A statewide collaborative initiative to improve the quality of care for patients with acute myocardial infarction and heart failure.Circulation. 2009 Mar 31; 119(12):1609-15.Circ
To enhance quality improvement, we created a unique statewide collaboration among 3 organizations: the Virginia Health Quality Center (Virginia's Medicare Quality Improvement Organization), the American College of Cardiology, and the American Heart Association. The goal was to improve discharge measures for acute myocardial infarction and heart failure.
METHODS AND RESULTS
In 2004, 29 hospitals participated in the collaborative initiative. Using Medicare data submitted from 2004 through the second quarter of 2006, we analyzed adherence to individual discharge measures and all-or-none appropriate care measures for acute myocardial infarction, heart failure, and both. To control for differences in hospital characteristics, we were able to match 21 of the participating hospitals with 21 similar nonparticipating hospitals. In this paired analysis, the total appropriate care measure increased from 61% to 77% in participating hospitals compared with an increase from 51% to 60% in nonparticipating hospitals (P<0.0001). A generalized linear mixed model examining the full data set at the patient level failed to show a clear advantage among participating hospitals. Participating hospitals had higher baseline rates for most quality measures, suggesting a possible effect of a prior collaborative. Further analysis of only hospitals that participated in a prior collaborative showed that participants in the current collaborative initiative had higher rates of improvement for 7 of 10 quality measures and appropriate care measures for heart failure, acute myocardial infarction, or both (all P<0.05).

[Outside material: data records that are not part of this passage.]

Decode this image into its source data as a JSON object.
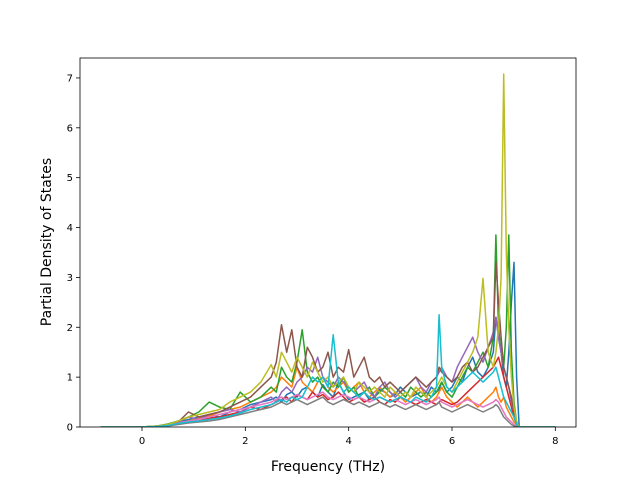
{
  "chart_data": {
    "type": "line",
    "title": "",
    "xlabel": "Frequency (THz)",
    "ylabel": "Partial Density of States",
    "xlim": [
      -1.2,
      8.4
    ],
    "ylim": [
      0,
      7.4
    ],
    "xticks": [
      0,
      2,
      4,
      6,
      8
    ],
    "yticks": [
      0,
      1,
      2,
      3,
      4,
      5,
      6,
      7
    ],
    "grid": false,
    "legend": "none",
    "colors": [
      "#1f77b4",
      "#ff7f0e",
      "#2ca02c",
      "#d62728",
      "#9467bd",
      "#8c564b",
      "#e377c2",
      "#7f7f7f",
      "#bcbd22",
      "#17becf"
    ],
    "x": [
      -0.8,
      0.0,
      0.3,
      0.5,
      0.7,
      0.9,
      1.1,
      1.3,
      1.5,
      1.7,
      1.9,
      2.1,
      2.3,
      2.5,
      2.6,
      2.7,
      2.8,
      2.9,
      3.0,
      3.1,
      3.2,
      3.3,
      3.4,
      3.5,
      3.6,
      3.7,
      3.8,
      3.9,
      4.0,
      4.1,
      4.2,
      4.3,
      4.4,
      4.5,
      4.6,
      4.7,
      4.8,
      4.9,
      5.0,
      5.1,
      5.2,
      5.3,
      5.4,
      5.5,
      5.6,
      5.7,
      5.75,
      5.8,
      5.9,
      6.0,
      6.1,
      6.2,
      6.3,
      6.4,
      6.5,
      6.6,
      6.7,
      6.8,
      6.85,
      6.9,
      6.95,
      7.0,
      7.05,
      7.1,
      7.15,
      7.2,
      7.25,
      7.3,
      8.0
    ],
    "series": [
      {
        "values": [
          0,
          0,
          0.02,
          0.05,
          0.1,
          0.15,
          0.2,
          0.25,
          0.2,
          0.3,
          0.35,
          0.45,
          0.5,
          0.55,
          0.6,
          0.5,
          0.65,
          0.7,
          0.6,
          0.75,
          0.8,
          0.7,
          0.6,
          0.85,
          0.7,
          0.6,
          0.9,
          0.7,
          0.55,
          0.6,
          0.65,
          0.7,
          0.55,
          0.6,
          0.75,
          0.7,
          0.6,
          0.65,
          0.8,
          0.7,
          0.6,
          0.65,
          0.7,
          0.6,
          0.8,
          0.7,
          0.75,
          0.9,
          0.7,
          0.8,
          1.0,
          0.9,
          1.2,
          1.4,
          1.1,
          1.0,
          1.2,
          1.5,
          2.2,
          1.8,
          1.5,
          1.0,
          0.8,
          1.5,
          2.5,
          3.3,
          1.0,
          0,
          0
        ]
      },
      {
        "values": [
          0,
          0,
          0.01,
          0.04,
          0.08,
          0.12,
          0.18,
          0.22,
          0.3,
          0.35,
          0.4,
          0.5,
          0.6,
          0.7,
          0.8,
          1.0,
          0.9,
          0.8,
          1.2,
          0.9,
          0.8,
          0.7,
          0.9,
          1.0,
          0.8,
          0.7,
          0.8,
          0.9,
          0.7,
          0.8,
          0.9,
          0.7,
          0.6,
          0.7,
          0.8,
          0.7,
          0.6,
          0.7,
          0.6,
          0.5,
          0.6,
          0.7,
          0.8,
          0.6,
          0.5,
          0.6,
          0.7,
          0.8,
          0.6,
          0.5,
          0.4,
          0.5,
          0.6,
          0.5,
          0.4,
          0.5,
          0.6,
          0.7,
          0.8,
          0.6,
          0.5,
          0.6,
          0.4,
          0.3,
          0.2,
          0.1,
          0.05,
          0,
          0
        ]
      },
      {
        "values": [
          0,
          0,
          0.02,
          0.06,
          0.12,
          0.2,
          0.3,
          0.5,
          0.4,
          0.35,
          0.7,
          0.5,
          0.6,
          0.8,
          0.7,
          1.2,
          1.0,
          0.9,
          1.3,
          1.95,
          1.1,
          0.9,
          1.0,
          0.8,
          0.7,
          0.9,
          0.8,
          1.0,
          0.7,
          0.8,
          0.6,
          0.7,
          0.8,
          0.6,
          0.7,
          0.8,
          0.7,
          0.6,
          0.7,
          0.6,
          0.8,
          0.7,
          0.6,
          0.7,
          0.6,
          0.7,
          0.8,
          0.9,
          0.7,
          0.6,
          0.8,
          1.0,
          1.2,
          1.1,
          1.3,
          1.5,
          1.2,
          1.8,
          3.85,
          2.0,
          1.5,
          1.2,
          2.0,
          3.85,
          1.5,
          0.5,
          0.1,
          0,
          0
        ]
      },
      {
        "values": [
          0,
          0,
          0.01,
          0.03,
          0.06,
          0.1,
          0.12,
          0.18,
          0.2,
          0.25,
          0.3,
          0.4,
          0.35,
          0.45,
          0.5,
          0.55,
          0.6,
          0.5,
          0.65,
          0.6,
          0.55,
          0.7,
          0.6,
          0.65,
          0.55,
          0.6,
          0.7,
          0.6,
          0.5,
          0.55,
          0.6,
          0.5,
          0.55,
          0.6,
          0.5,
          0.45,
          0.55,
          0.5,
          0.6,
          0.55,
          0.5,
          0.45,
          0.5,
          0.55,
          0.5,
          0.45,
          0.5,
          0.55,
          0.5,
          0.45,
          0.5,
          0.6,
          0.7,
          0.8,
          0.9,
          1.0,
          1.1,
          1.2,
          1.3,
          1.4,
          1.2,
          1.0,
          0.8,
          0.6,
          0.4,
          0.2,
          0.05,
          0,
          0
        ]
      },
      {
        "values": [
          0,
          0,
          0.01,
          0.05,
          0.1,
          0.2,
          0.15,
          0.25,
          0.3,
          0.35,
          0.3,
          0.4,
          0.5,
          0.6,
          0.5,
          0.7,
          0.8,
          0.7,
          0.9,
          1.0,
          1.2,
          1.1,
          1.4,
          1.0,
          0.9,
          0.8,
          1.0,
          0.9,
          0.8,
          0.7,
          0.8,
          0.9,
          0.7,
          0.6,
          0.8,
          0.9,
          0.7,
          0.6,
          0.7,
          0.8,
          0.9,
          1.0,
          0.8,
          0.7,
          0.9,
          1.0,
          1.1,
          1.2,
          1.0,
          0.9,
          1.2,
          1.4,
          1.6,
          1.8,
          1.5,
          1.3,
          1.6,
          1.9,
          2.2,
          1.8,
          1.5,
          1.2,
          1.0,
          0.8,
          0.5,
          0.3,
          0.1,
          0,
          0
        ]
      },
      {
        "values": [
          0,
          0,
          0.02,
          0.05,
          0.1,
          0.3,
          0.2,
          0.25,
          0.3,
          0.4,
          0.5,
          0.6,
          0.8,
          1.0,
          1.3,
          2.05,
          1.5,
          1.95,
          1.2,
          1.0,
          1.6,
          1.4,
          1.1,
          1.2,
          1.5,
          1.0,
          1.2,
          1.1,
          1.55,
          1.0,
          1.2,
          1.4,
          1.0,
          0.9,
          1.0,
          0.8,
          0.9,
          0.8,
          0.7,
          0.8,
          0.9,
          1.0,
          0.9,
          0.8,
          0.9,
          1.0,
          1.2,
          1.1,
          1.0,
          0.9,
          1.0,
          1.2,
          1.3,
          1.1,
          1.2,
          1.4,
          1.6,
          1.8,
          3.3,
          2.5,
          1.8,
          1.2,
          1.0,
          0.8,
          0.6,
          0.3,
          0.1,
          0,
          0
        ]
      },
      {
        "values": [
          0,
          0,
          0.01,
          0.03,
          0.08,
          0.12,
          0.15,
          0.2,
          0.25,
          0.3,
          0.35,
          0.4,
          0.45,
          0.5,
          0.55,
          0.6,
          0.55,
          0.6,
          0.65,
          0.6,
          0.55,
          0.6,
          0.65,
          0.7,
          0.6,
          0.55,
          0.6,
          0.65,
          0.6,
          0.55,
          0.6,
          0.55,
          0.5,
          0.55,
          0.6,
          0.55,
          0.5,
          0.55,
          0.5,
          0.45,
          0.5,
          0.55,
          0.5,
          0.45,
          0.5,
          0.55,
          0.6,
          0.5,
          0.45,
          0.4,
          0.45,
          0.5,
          0.55,
          0.5,
          0.45,
          0.4,
          0.45,
          0.5,
          0.55,
          0.5,
          0.4,
          0.3,
          0.2,
          0.15,
          0.1,
          0.05,
          0.02,
          0,
          0
        ]
      },
      {
        "values": [
          0,
          0,
          0.01,
          0.02,
          0.05,
          0.08,
          0.1,
          0.12,
          0.15,
          0.2,
          0.25,
          0.3,
          0.35,
          0.4,
          0.45,
          0.5,
          0.45,
          0.5,
          0.55,
          0.5,
          0.45,
          0.5,
          0.55,
          0.6,
          0.5,
          0.45,
          0.5,
          0.55,
          0.5,
          0.45,
          0.5,
          0.45,
          0.4,
          0.45,
          0.5,
          0.45,
          0.4,
          0.45,
          0.4,
          0.35,
          0.4,
          0.45,
          0.4,
          0.35,
          0.4,
          0.45,
          0.5,
          0.4,
          0.35,
          0.3,
          0.35,
          0.4,
          0.45,
          0.4,
          0.35,
          0.3,
          0.35,
          0.4,
          0.45,
          0.4,
          0.3,
          0.2,
          0.15,
          0.1,
          0.05,
          0.02,
          0.01,
          0,
          0
        ]
      },
      {
        "values": [
          0,
          0,
          0.02,
          0.05,
          0.12,
          0.2,
          0.25,
          0.3,
          0.35,
          0.5,
          0.6,
          0.7,
          0.9,
          1.25,
          1.0,
          1.5,
          1.3,
          1.1,
          1.4,
          1.2,
          1.0,
          1.3,
          1.1,
          0.9,
          1.0,
          0.8,
          0.9,
          1.0,
          0.8,
          0.7,
          0.9,
          0.8,
          0.7,
          0.8,
          0.7,
          0.6,
          0.8,
          0.7,
          0.6,
          0.7,
          0.6,
          0.8,
          0.7,
          0.6,
          0.7,
          0.8,
          0.9,
          1.0,
          0.8,
          0.7,
          0.9,
          1.1,
          1.3,
          1.5,
          1.8,
          2.98,
          1.5,
          1.2,
          1.5,
          2.0,
          3.0,
          7.08,
          3.5,
          2.0,
          1.0,
          0.4,
          0.1,
          0,
          0
        ]
      },
      {
        "values": [
          0,
          0,
          0.01,
          0.03,
          0.07,
          0.1,
          0.12,
          0.15,
          0.18,
          0.22,
          0.28,
          0.35,
          0.4,
          0.45,
          0.5,
          0.55,
          0.5,
          0.6,
          0.55,
          0.6,
          0.8,
          1.0,
          0.9,
          1.0,
          0.8,
          1.85,
          0.9,
          0.7,
          0.8,
          0.7,
          0.6,
          0.7,
          0.6,
          0.55,
          0.6,
          0.55,
          0.5,
          0.55,
          0.6,
          0.55,
          0.5,
          0.6,
          0.55,
          0.5,
          0.6,
          0.8,
          2.25,
          1.2,
          0.8,
          0.7,
          0.8,
          0.9,
          1.0,
          1.1,
          1.0,
          0.9,
          1.0,
          1.1,
          1.2,
          1.0,
          0.8,
          0.6,
          0.5,
          0.4,
          0.3,
          0.2,
          0.05,
          0,
          0
        ]
      }
    ]
  }
}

We report a unique collaboration of a Medicare Quality Improvement Organization and 2 national organizations to address quality of care for acute myocardial infarction and heart failure. A composite measure of quality (the total appropriate care measure) improved more in the participating hospitals during the timeframe of the intervention, although the greater improvement in this and other measures in the participating hospitals appeared to be dependent on participation in a prior collaborative initiative.